Your customers are the central focus of any marketing activity or strategy your organisation commits to. Once you’ve worked out how to define your target audience, its then time to get to know them inside out.
Knowing more about the tastes and preferences of your potential audience will make it easier to build an effective marketing strategy. Gaining some insight into their likes, dislikes, and ultimately what they find most engaging about your product or service will tell you how to go about the messaging on a business card or event banner.
We’ve listed some key questions to ask in order to discover more about your audience.
Who is my audience?
If an organisation is to understand its customers, it must do some research into what it is their customers look for in a product. Get a good grasp of exactly what influences them in their decision making as this will be key to how you develop your proposition. The B2B and B2C audience will vary widely, for example:
- Consumers may be swayed by personal beliefs and values
- Organisational buyers are more likely to consider business objectives and values
Get a good understanding of who your audience are and what is important to them, and you’ll drastically improve your level of customer care by not only anticipating their needs, but also going above and beyond their expectations of support. Rank your potential types of customers by various factors, including the likelihood of engagement and their own budgets before targeting those who fit each criteria the best.
Research your competitors as well as your customers. Find out what their strengths and weaknesses are and how you can be better placed to fill any gaps in the market. Identify your product’s key potential customers at point of contact, and where possible, get in touch informally to find out if what you have is of interest to them.
What do my customers need?
An organisation can carry out two types of market research in an attempt to get a broader understanding of its customers: primary and secondary.
Primary research can determine the expectations and feelings of your customers. You can analyse consumer behaviour by hearing directly from the customer through methods including interviews and surveys, observation and experimentation.
Secondary research is the collation of data that has already been researched and is in the public domain. Secondary sources can include newspapers, trade journals and government sources. Tread carefully with secondary sources, however, as they can quickly become outdated.
Tip: Asking recent customers a few simple questions could help a great deal in deciding how to reach out to others. Consider creating a small survey to gather customers’ feedback and preferences, which can be e-mailed or tweeted out with a small incentive to complete the questionnaire such as a prize draw entry.
How can I make use of my Customer Database?
If you haven’t already, consider creating a customer database or customer relationship management system (CRM) where you can store all valuable customer information. If studied, CRM systems will show patterns in customer ordering and preferences, giving more scope for customer satisfaction and retention.

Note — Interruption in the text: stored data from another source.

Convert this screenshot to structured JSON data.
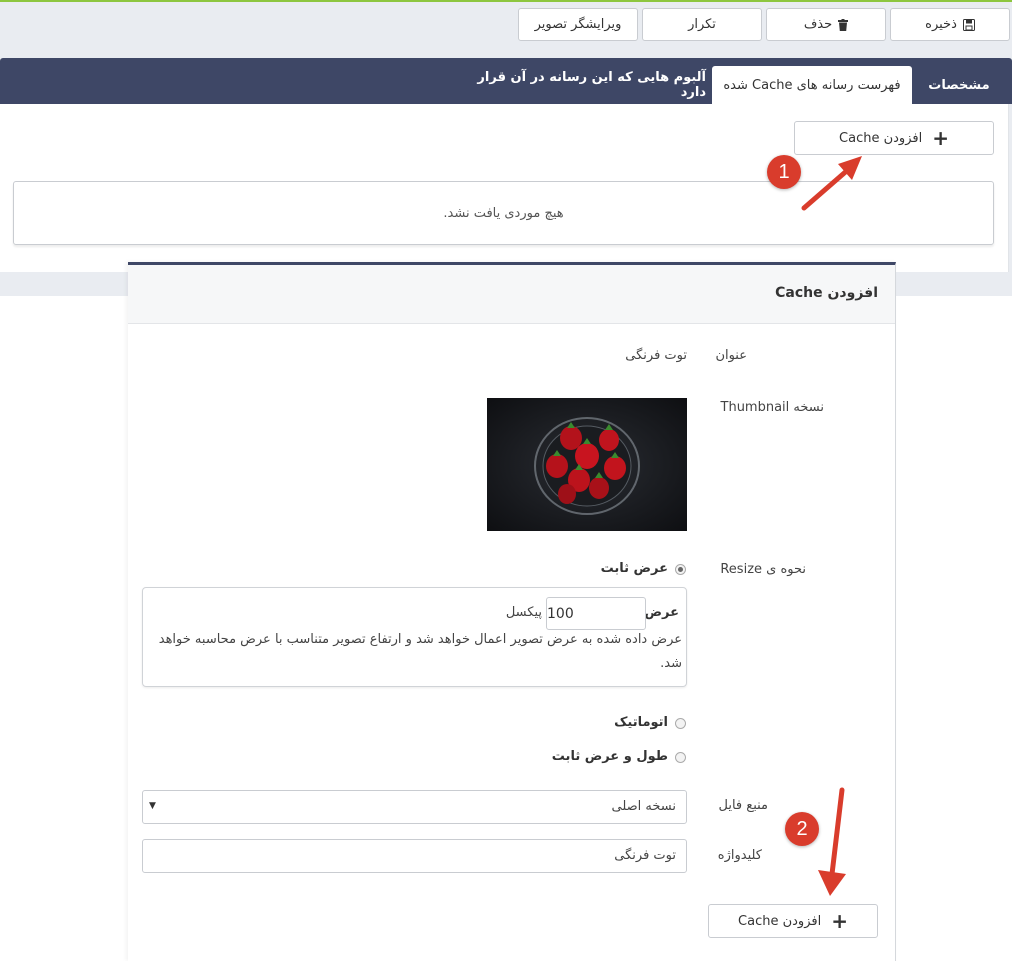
{
  "toolbar": {
    "save_label": "ذخیره",
    "delete_label": "حذف",
    "duplicate_label": "تکرار",
    "image_editor_label": "ویرایشگر تصویر"
  },
  "tabs": {
    "properties": "مشخصات",
    "cache_list": "فهرست رسانه های Cache شده",
    "albums": "آلبوم هایی که این رسانه در آن قرار دارد"
  },
  "cache_panel": {
    "add_cache_label": "افزودن Cache",
    "empty_message": "هیچ موردی یافت نشد."
  },
  "annotations": {
    "badge_1": "1",
    "badge_2": "2",
    "annotation_color": "#d93c2c"
  },
  "modal": {
    "title": "افزودن Cache",
    "title_label": "عنوان",
    "title_value": "توت فرنگی",
    "thumbnail_label": "نسخه Thumbnail",
    "resize_label": "نحوه ی Resize",
    "resize_options": {
      "fixed_width": "عرض ثابت",
      "auto": "اتوماتیک",
      "fixed_width_height": "طول و عرض ثابت"
    },
    "width_label": "عرض",
    "width_value": "100",
    "pixel_unit": "پیکسل",
    "help_text": "عرض داده شده به عرض تصویر اعمال خواهد شد و ارتفاع تصویر متناسب با عرض محاسبه خواهد شد.",
    "file_source_label": "منبع فایل",
    "file_source_value": "نسخه اصلی",
    "keyword_label": "کلیدواژه",
    "keyword_value": "توت فرنگی",
    "submit_label": "افزودن Cache"
  },
  "colors": {
    "accent_green": "#8dc63f",
    "header_navy": "#3e4766"
  }
}
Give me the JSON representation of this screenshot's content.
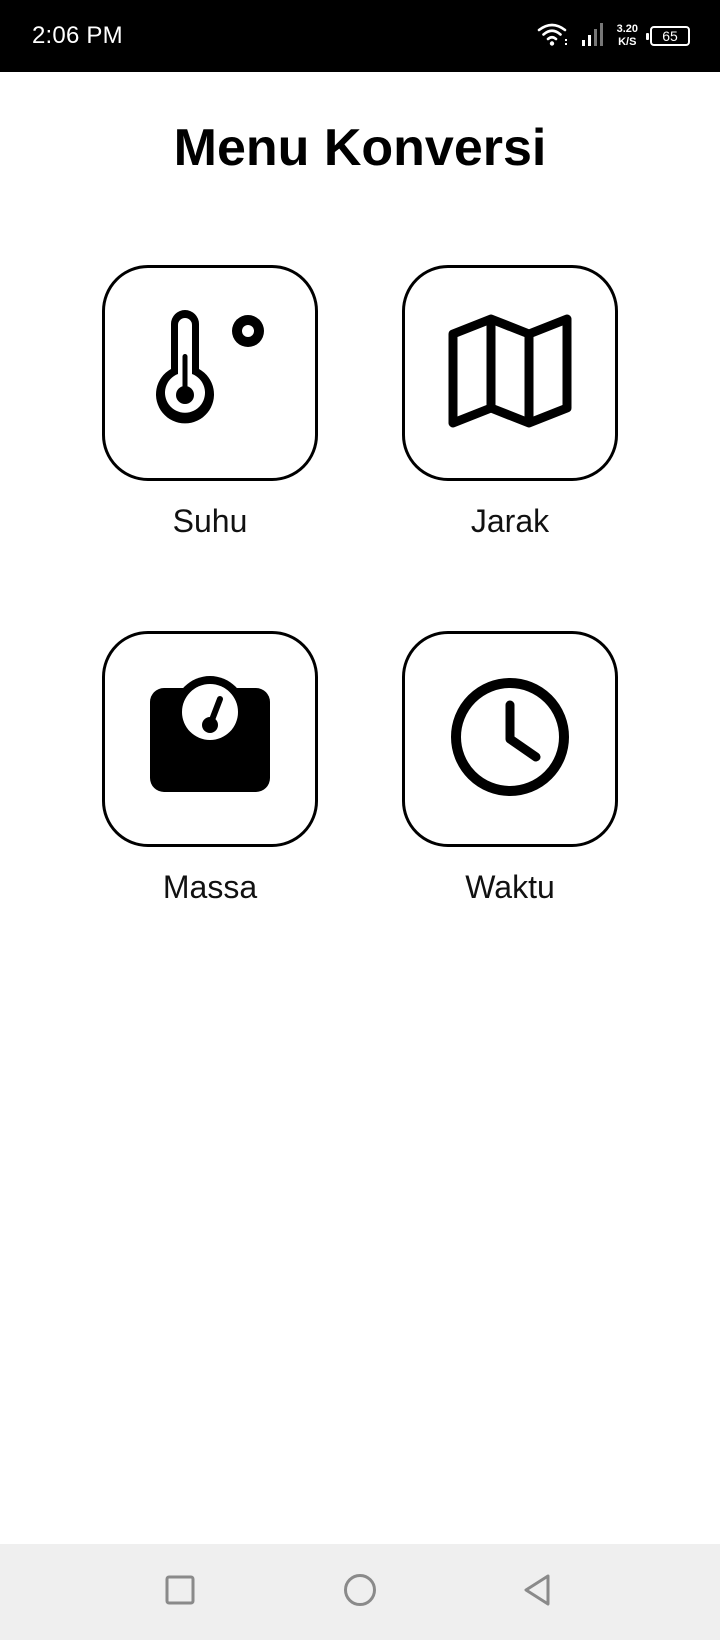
{
  "status_bar": {
    "time": "2:06 PM",
    "net_speed_value": "3.20",
    "net_speed_unit": "K/S",
    "battery_level": "65",
    "icons": [
      "wifi-icon",
      "signal-icon",
      "battery-icon"
    ]
  },
  "page": {
    "title": "Menu Konversi"
  },
  "menu": {
    "items": [
      {
        "label": "Suhu",
        "icon": "thermometer-icon"
      },
      {
        "label": "Jarak",
        "icon": "map-icon"
      },
      {
        "label": "Massa",
        "icon": "scale-icon"
      },
      {
        "label": "Waktu",
        "icon": "clock-icon"
      }
    ]
  },
  "nav_bar": {
    "buttons": [
      "recent-apps-button",
      "home-button",
      "back-button"
    ]
  },
  "colors": {
    "status_bar_bg": "#000000",
    "page_bg": "#ffffff",
    "tile_border": "#000000",
    "nav_bar_bg": "#efefef",
    "nav_icon": "#8a8a8a"
  }
}
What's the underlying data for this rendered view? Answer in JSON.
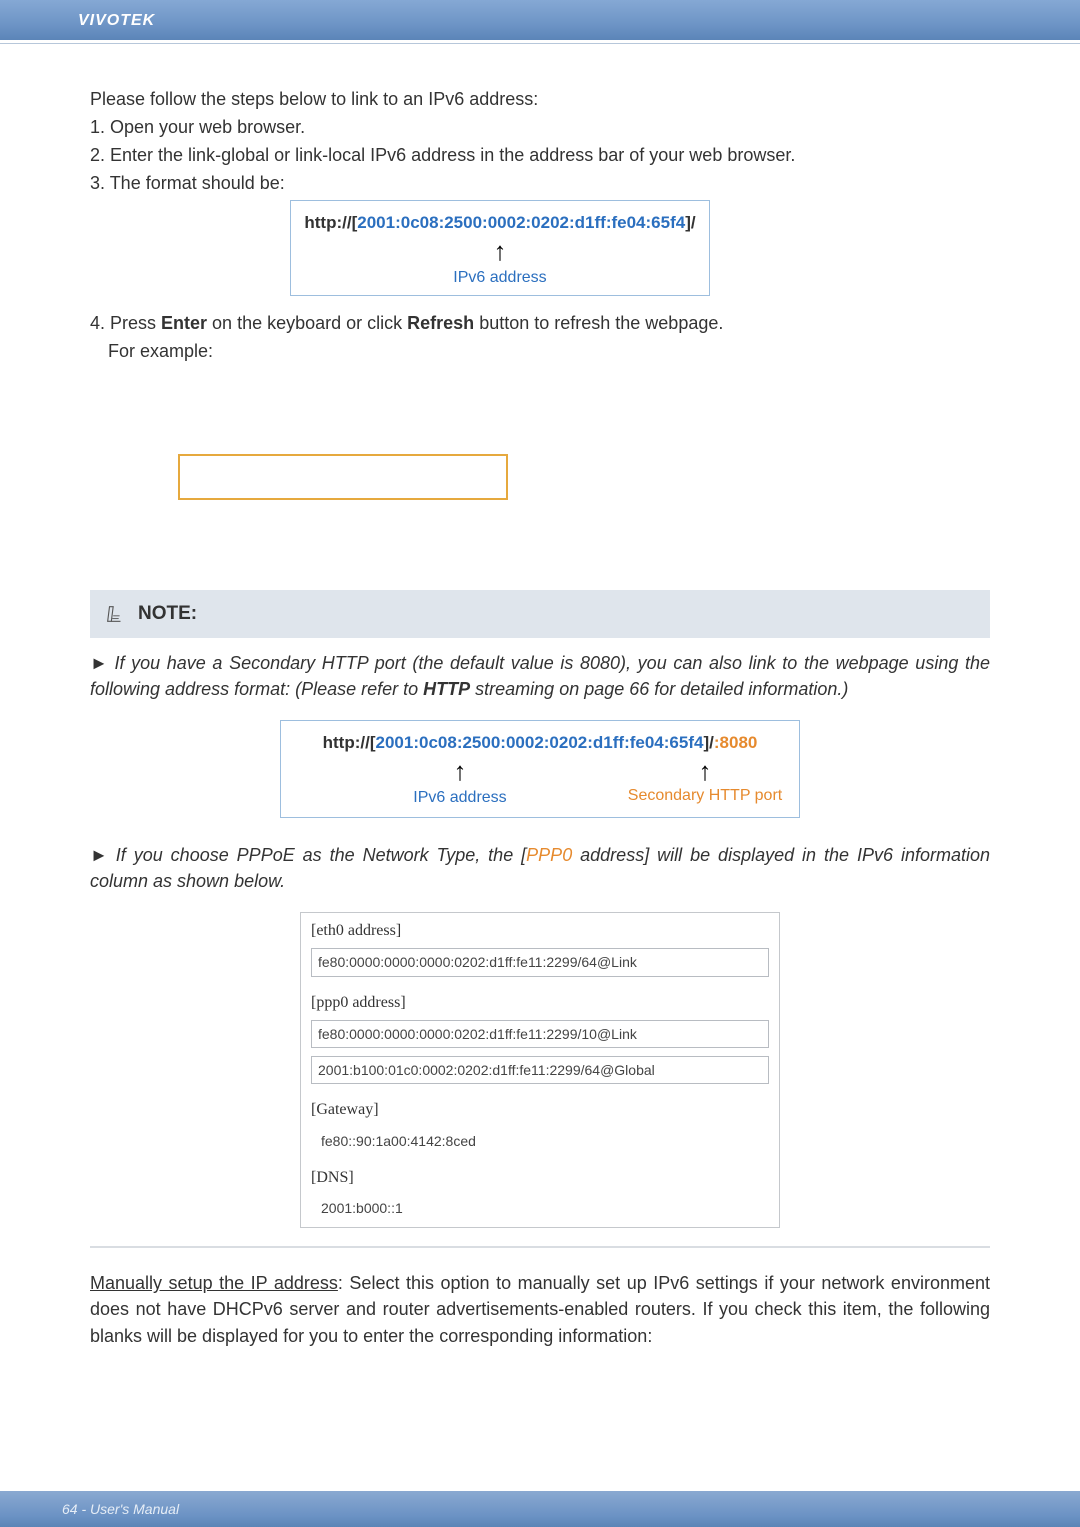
{
  "header": {
    "brand": "VIVOTEK"
  },
  "intro": "Please follow the steps below to link to an IPv6 address:",
  "steps": {
    "s1": "1. Open your web browser.",
    "s2": "2. Enter the link-global or link-local IPv6 address in the address bar of your web browser.",
    "s3": "3. The format should be:",
    "s4a": "4. Press ",
    "s4_enter": "Enter",
    "s4b": " on the keyboard or click ",
    "s4_refresh": "Refresh",
    "s4c": " button to refresh the webpage.",
    "s4_eg": "For example:"
  },
  "url1": {
    "prefix": "http://",
    "lbracket": "[",
    "ip": "2001:0c08:2500:0002:0202:d1ff:fe04:65f4",
    "rbracket": "]",
    "suffix": "/",
    "label": "IPv6 address"
  },
  "note": {
    "title": "NOTE:",
    "p1_a": "► If you have a Secondary HTTP port (the default value is 8080), you can also link to the webpage using the following address format: (Please refer to ",
    "p1_http": "HTTP",
    "p1_b": " streaming on page 66 for detailed information.)"
  },
  "url2": {
    "prefix": "http://",
    "lbracket": "[",
    "ip": "2001:0c08:2500:0002:0202:d1ff:fe04:65f4",
    "rbracket": "]",
    "slash": "/",
    "colon": ":",
    "port": "8080",
    "ip_label": "IPv6 address",
    "port_label": "Secondary HTTP port"
  },
  "note2": {
    "a": "► If you choose PPPoE as the Network Type, the [",
    "ppp": "PPP0",
    "b": " address] will be displayed in the IPv6 information column as shown below."
  },
  "info_panel": {
    "eth0_label": "[eth0 address]",
    "eth0_val": "fe80:0000:0000:0000:0202:d1ff:fe11:2299/64@Link",
    "ppp0_label": "[ppp0 address]",
    "ppp0_val1": "fe80:0000:0000:0000:0202:d1ff:fe11:2299/10@Link",
    "ppp0_val2": "2001:b100:01c0:0002:0202:d1ff:fe11:2299/64@Global",
    "gw_label": "[Gateway]",
    "gw_val": "fe80::90:1a00:4142:8ced",
    "dns_label": "[DNS]",
    "dns_val": "2001:b000::1"
  },
  "manual": {
    "ul": "Manually setup the IP address",
    "rest": ": Select this option to manually set up IPv6 settings if your network environment does not have DHCPv6 server and router advertisements-enabled routers. If you check this item, the following blanks will be displayed for you to enter the corresponding information:"
  },
  "footer": {
    "text": "64 - User's Manual"
  }
}
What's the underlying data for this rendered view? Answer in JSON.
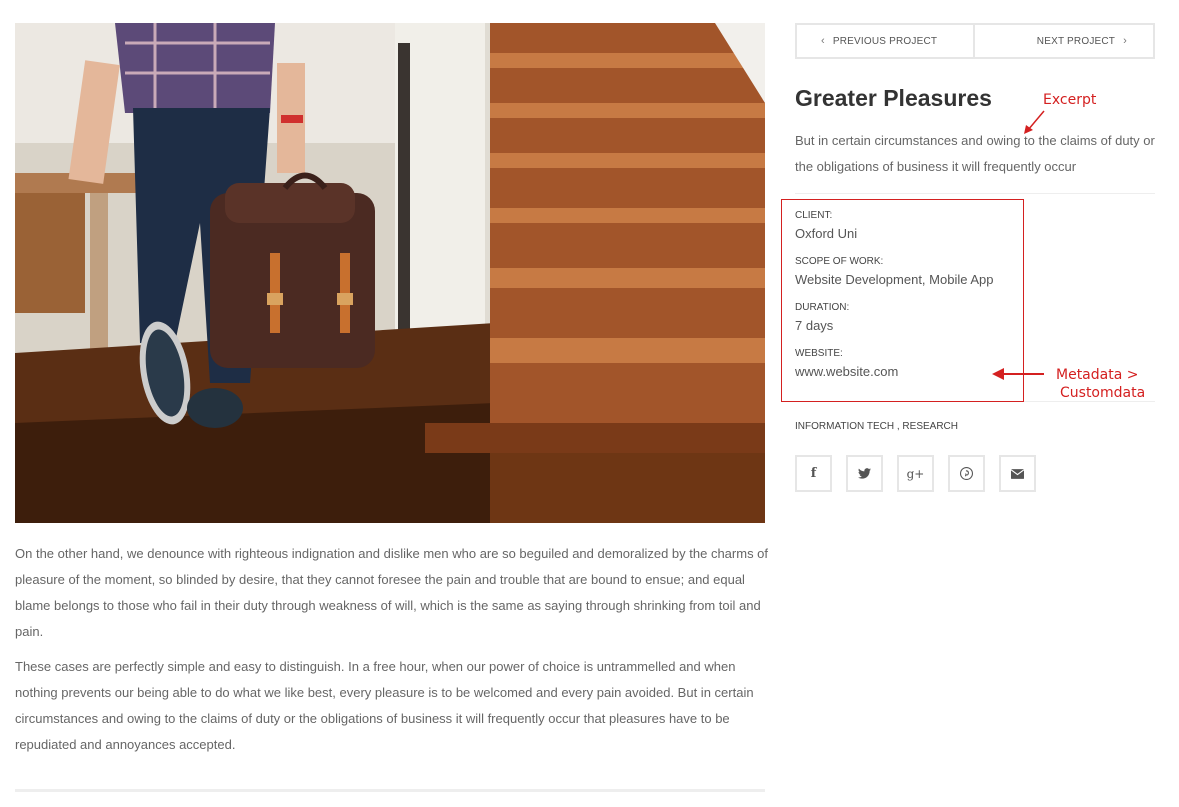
{
  "nav": {
    "prev_label": "PREVIOUS PROJECT",
    "next_label": "NEXT PROJECT"
  },
  "project": {
    "title": "Greater Pleasures",
    "excerpt": "But in certain circumstances and owing to the claims of duty or the obligations of business it will frequently occur"
  },
  "meta": [
    {
      "label": "CLIENT:",
      "value": "Oxford Uni"
    },
    {
      "label": "SCOPE OF WORK:",
      "value": "Website Development, Mobile App"
    },
    {
      "label": "DURATION:",
      "value": "7 days"
    },
    {
      "label": "WEBSITE:",
      "value": "www.website.com"
    }
  ],
  "categories": {
    "first": "INFORMATION TECH",
    "separator": " , ",
    "second": "RESEARCH"
  },
  "share_icons": [
    "facebook-icon",
    "twitter-icon",
    "google-plus-icon",
    "pinterest-icon",
    "email-icon"
  ],
  "content": {
    "paragraph_1": "On the other hand, we denounce with righteous indignation and dislike men who are so beguiled and demoralized by the charms of pleasure of the moment, so blinded by desire, that they cannot foresee the pain and trouble that are bound to ensue; and equal blame belongs to those who fail in their duty through weakness of will, which is the same as saying through shrinking from toil and pain.",
    "paragraph_2": "These cases are perfectly simple and easy to distinguish. In a free hour, when our power of choice is untrammelled and when nothing prevents our being able to do what we like best, every pleasure is to be welcomed and every pain avoided. But in certain circumstances and owing to the claims of duty or the obligations of business it will frequently occur that pleasures have to be repudiated and annoyances accepted."
  },
  "annotations": {
    "excerpt_label": "Excerpt",
    "metadata_line1": "Metadata >",
    "metadata_line2": "Customdata",
    "color": "#d42020"
  }
}
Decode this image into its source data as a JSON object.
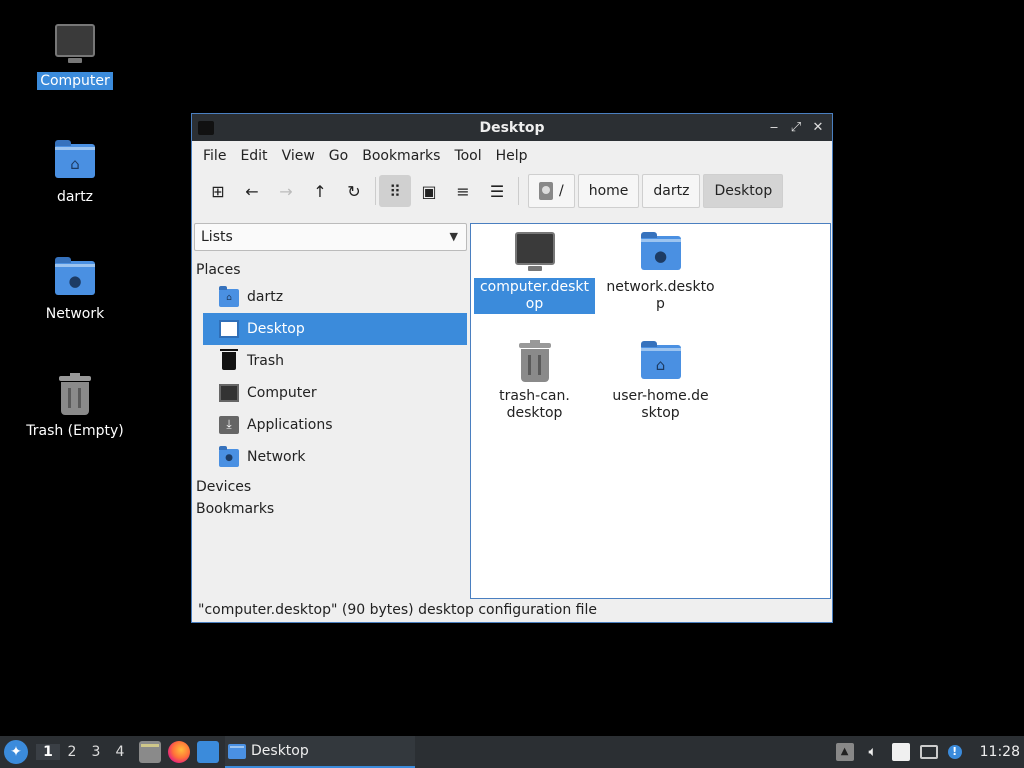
{
  "desktop": {
    "icons": [
      {
        "label": "Computer",
        "icon": "computer-icon",
        "selected": true
      },
      {
        "label": "dartz",
        "icon": "home-folder-icon"
      },
      {
        "label": "Network",
        "icon": "network-folder-icon"
      },
      {
        "label": "Trash (Empty)",
        "icon": "trash-icon"
      }
    ]
  },
  "window": {
    "title": "Desktop",
    "controls": {
      "minimize": "‒",
      "maximize": "⤢",
      "close": "✕"
    },
    "menu": [
      "File",
      "Edit",
      "View",
      "Go",
      "Bookmarks",
      "Tool",
      "Help"
    ],
    "toolbar": {
      "new_tab": "⊞",
      "back": "←",
      "forward": "→",
      "up": "↑",
      "reload": "↻",
      "view_icons": "⠿",
      "view_thumbnails": "▣",
      "view_compact": "≡",
      "view_list": "☰"
    },
    "breadcrumb": {
      "root": "/",
      "parts": [
        "home",
        "dartz",
        "Desktop"
      ]
    },
    "sidepane": {
      "mode": "Lists",
      "places_header": "Places",
      "places": [
        {
          "label": "dartz",
          "icon": "home-folder-icon"
        },
        {
          "label": "Desktop",
          "icon": "desktop-icon",
          "selected": true
        },
        {
          "label": "Trash",
          "icon": "trash-icon"
        },
        {
          "label": "Computer",
          "icon": "computer-icon"
        },
        {
          "label": "Applications",
          "icon": "applications-icon"
        },
        {
          "label": "Network",
          "icon": "network-folder-icon"
        }
      ],
      "devices_header": "Devices",
      "bookmarks_header": "Bookmarks"
    },
    "files": [
      {
        "name": "computer.desktop",
        "icon": "computer-icon",
        "selected": true
      },
      {
        "name": "network.desktop",
        "icon": "network-folder-icon"
      },
      {
        "name": "trash-can.desktop",
        "icon": "trash-icon"
      },
      {
        "name": "user-home.desktop",
        "icon": "home-folder-icon"
      }
    ],
    "status": "\"computer.desktop\" (90 bytes) desktop configuration file"
  },
  "taskbar": {
    "workspaces": [
      "1",
      "2",
      "3",
      "4"
    ],
    "active_workspace": "1",
    "task_label": "Desktop",
    "clock": "11:28",
    "update_badge": "!"
  },
  "colors": {
    "accent": "#3b8bdb",
    "folder": "#4a90e2",
    "panel": "#2b2f33"
  }
}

Some key criteria to consider when studying your CRM:
- Marital status
- Household income
- Level of education
- Spending habits
There’s just one snag with customer databases – if the details aren’t kept up to date, the whole database is rendered useless. However, get it right and the ease of being able to target different sectors with tailor-made messages will soon pay off.
Tip: Your CRM will identify those loyal customers who deserve special treatment – what can you offer them which would ensure a return purchase? Consider special discounts, memberships or other perks which would not only keep them satisfied but keen to recommend your company.
What makes my company stand out?
Once you’re confident of your customers’ needs, get into the habit of regularly reviewing your unique selling points (USPs) to ensure you’re always offering what they need. Get the information from customers themselves about why they’ve chosen you, and always keep an eye on what competitors are doing, so that when it comes to pleasing your customers, you’re always one step ahead of the game.
Tip: Ask your regular customers why they keep coming back and use their answers to help develop your USPs. If they work for these customers, they could help you to win more business elsewhere.
Do your customer research well, and you’ll be in a better position to market your product successfully.